Sobre os comentários gongativos em relação ao blog (que obviamente vocês sabem que eu li - e o melhor de todos, seguramente, é o do 'O Gato Comeu' e "...tony sinto que no fundo vc tem um coração, o fernando eu já não sei, parece que ele tem uma calculadora de milhas de viagem no peito." - Lieber, Ryanair é uma empresa onde as comissárias de bordo vendem bilhete de loteria durante o vôo e que tem planos de vender passagens onde os passageiros voarão em pé. Você realmente acha que eles tem programa de milhagem? Mesmo?!), claro que eu fiquei (por cinco segundos - tempo que a minha hiperatividade me permite ficar focado em alguma coisa) chateado, claro que eu repensei sobre a utilidade de realmente blogar e colocar a minha cara a tapa na blogsfera. Óbvio que ler "Não gosto do blog do tal Fernando. Posista, pernóstico, deslumbrado. Prolixo ao extremo. Despreza solenemente a inteligência de quem se interessa pelo que ele escreve." me faz pensar se eu levei o meu blog na direção correta, se realmente eu reflito quem eu sou e o que eu realmente penso no Lost und Found in Translation.

Mas e daí que eu sou considerado "prolixo ao extremo"? (Momento "Abrindo meu coração": fiquei durante anos grilado com o fato de eu sempre usar muitas palavras e informações para falar sobre qualquer coisa até o dia que, em um date com um russo, eu comentei que adorava Dostoievski e o FDP respondeu "Dá para ver. Você não pára de falar. Eu odeio Dostoievski.". Sorri amarelo, levei o date até o final da noite, deixei o cara visivelmente puto quando falei que queria ir para casa. E continuei lendo Dostoievski e seus calhamaços cheios de frases intermináveis.) E daí, por ser crítico ao capitalismo, eu sou considerado "comunista de butique"? (uma das minhas melhores amigas - uma das pessoas mais inteligentes e brilhantes que eu conheço, uma das poucas que leu Marx, conseguiu entender 5 linhas do que ele escreveu e que eu consigo sinceramente chamar de "comunista" - riu ALTO com essa. Justamente por saber a profundidade e conhecimento que eu tenho sobre qualquer coisa que Marx já escreveu. :D) E daí que eu sou considerado "esnobe" e eu seria "muito sabe-tudo, é muita finesse adquirida que essa gente (nós míseros leitores) não tem, muito conhecimento pronto e acabado, economia, enologia, linguística, história universal..."? (Bem, os posts sobre a minha crise de Mid-20's ou sobre o meu 'desconforto' por eu, na verdade, eu ser suburbano estão ainda no ar.) E daí que eu "endeusaria a minha experiência de intercâmbio na Europa"? (O primeiro post do blog também ainda está no ar e explica muito do que me motivou a começar isso daqui)

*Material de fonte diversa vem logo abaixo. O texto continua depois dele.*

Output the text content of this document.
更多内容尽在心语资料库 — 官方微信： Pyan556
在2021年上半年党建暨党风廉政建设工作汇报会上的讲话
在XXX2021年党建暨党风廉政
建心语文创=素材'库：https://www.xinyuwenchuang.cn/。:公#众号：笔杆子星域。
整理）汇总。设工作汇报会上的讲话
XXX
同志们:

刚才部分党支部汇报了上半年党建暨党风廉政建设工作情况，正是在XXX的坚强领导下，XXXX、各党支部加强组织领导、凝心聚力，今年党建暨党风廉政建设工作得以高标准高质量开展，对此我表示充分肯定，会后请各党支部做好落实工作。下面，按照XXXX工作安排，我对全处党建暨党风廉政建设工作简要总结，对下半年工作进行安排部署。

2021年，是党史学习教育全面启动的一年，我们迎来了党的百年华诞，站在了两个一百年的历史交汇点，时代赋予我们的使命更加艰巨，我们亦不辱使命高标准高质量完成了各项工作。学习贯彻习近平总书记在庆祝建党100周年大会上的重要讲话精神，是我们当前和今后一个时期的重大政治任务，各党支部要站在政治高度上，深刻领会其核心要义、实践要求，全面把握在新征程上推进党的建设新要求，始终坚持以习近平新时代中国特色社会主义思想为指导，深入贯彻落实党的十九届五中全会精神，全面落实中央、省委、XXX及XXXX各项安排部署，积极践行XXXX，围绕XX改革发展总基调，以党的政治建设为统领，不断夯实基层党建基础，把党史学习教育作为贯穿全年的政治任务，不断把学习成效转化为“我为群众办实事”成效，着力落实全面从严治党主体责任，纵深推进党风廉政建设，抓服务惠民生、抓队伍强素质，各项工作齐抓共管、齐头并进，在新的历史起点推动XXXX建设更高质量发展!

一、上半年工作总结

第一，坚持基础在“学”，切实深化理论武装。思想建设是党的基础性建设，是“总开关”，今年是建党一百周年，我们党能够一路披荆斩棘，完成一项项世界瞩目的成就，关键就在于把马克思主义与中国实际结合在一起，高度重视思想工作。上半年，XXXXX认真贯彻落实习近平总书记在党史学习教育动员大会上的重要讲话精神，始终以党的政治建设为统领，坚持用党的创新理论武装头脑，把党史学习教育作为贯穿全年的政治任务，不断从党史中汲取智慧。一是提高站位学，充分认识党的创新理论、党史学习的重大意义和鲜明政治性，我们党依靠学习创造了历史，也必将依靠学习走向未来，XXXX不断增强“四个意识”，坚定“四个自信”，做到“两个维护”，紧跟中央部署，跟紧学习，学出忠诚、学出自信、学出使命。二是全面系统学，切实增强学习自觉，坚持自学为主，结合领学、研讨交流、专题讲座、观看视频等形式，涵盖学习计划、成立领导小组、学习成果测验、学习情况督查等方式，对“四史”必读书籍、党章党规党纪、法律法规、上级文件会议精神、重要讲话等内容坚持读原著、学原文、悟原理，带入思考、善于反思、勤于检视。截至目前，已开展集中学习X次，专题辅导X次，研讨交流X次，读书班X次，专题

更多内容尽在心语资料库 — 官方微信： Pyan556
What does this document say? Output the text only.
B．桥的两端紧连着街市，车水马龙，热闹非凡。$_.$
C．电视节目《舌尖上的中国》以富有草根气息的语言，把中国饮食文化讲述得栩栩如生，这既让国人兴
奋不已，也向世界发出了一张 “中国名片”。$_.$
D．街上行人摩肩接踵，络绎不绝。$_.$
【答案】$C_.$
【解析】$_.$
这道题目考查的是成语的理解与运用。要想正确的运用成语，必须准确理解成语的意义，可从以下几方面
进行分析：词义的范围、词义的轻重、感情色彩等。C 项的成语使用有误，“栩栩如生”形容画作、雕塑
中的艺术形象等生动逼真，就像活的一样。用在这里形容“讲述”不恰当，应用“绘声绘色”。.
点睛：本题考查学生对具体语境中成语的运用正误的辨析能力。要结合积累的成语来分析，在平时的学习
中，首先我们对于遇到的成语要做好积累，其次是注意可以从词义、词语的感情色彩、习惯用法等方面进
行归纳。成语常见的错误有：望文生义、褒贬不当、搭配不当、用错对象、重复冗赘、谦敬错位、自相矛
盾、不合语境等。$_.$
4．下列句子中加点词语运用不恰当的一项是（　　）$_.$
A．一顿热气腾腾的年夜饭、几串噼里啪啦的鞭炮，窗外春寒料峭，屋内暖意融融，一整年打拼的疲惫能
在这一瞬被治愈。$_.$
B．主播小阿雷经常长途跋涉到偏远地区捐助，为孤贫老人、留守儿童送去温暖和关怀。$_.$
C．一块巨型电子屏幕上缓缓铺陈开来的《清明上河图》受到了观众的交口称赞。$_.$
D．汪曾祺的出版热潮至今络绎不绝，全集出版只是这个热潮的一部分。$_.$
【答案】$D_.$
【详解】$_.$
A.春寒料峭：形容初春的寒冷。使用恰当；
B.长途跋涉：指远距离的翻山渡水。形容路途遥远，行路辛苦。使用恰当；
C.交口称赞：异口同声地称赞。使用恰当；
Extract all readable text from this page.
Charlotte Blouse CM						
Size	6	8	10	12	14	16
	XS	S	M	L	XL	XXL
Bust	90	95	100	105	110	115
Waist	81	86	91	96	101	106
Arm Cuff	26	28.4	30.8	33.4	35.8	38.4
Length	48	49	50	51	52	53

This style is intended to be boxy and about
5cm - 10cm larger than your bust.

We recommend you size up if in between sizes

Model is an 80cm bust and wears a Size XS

No fundo, é como um grande amigo resumiu hoje em um email para mim. "Mas esse é o preço de se expor na internet. Deixar que alguém que só enxerga uma moldura sua te imagine por completo.". E o que eu posso fazer? Convidar cada um dos anônimos a ler os posts que eu linkei acima e meter o pau em cada um deles - com argumentos, bien sur. E that's all.

E continuemos com a programação de sempre.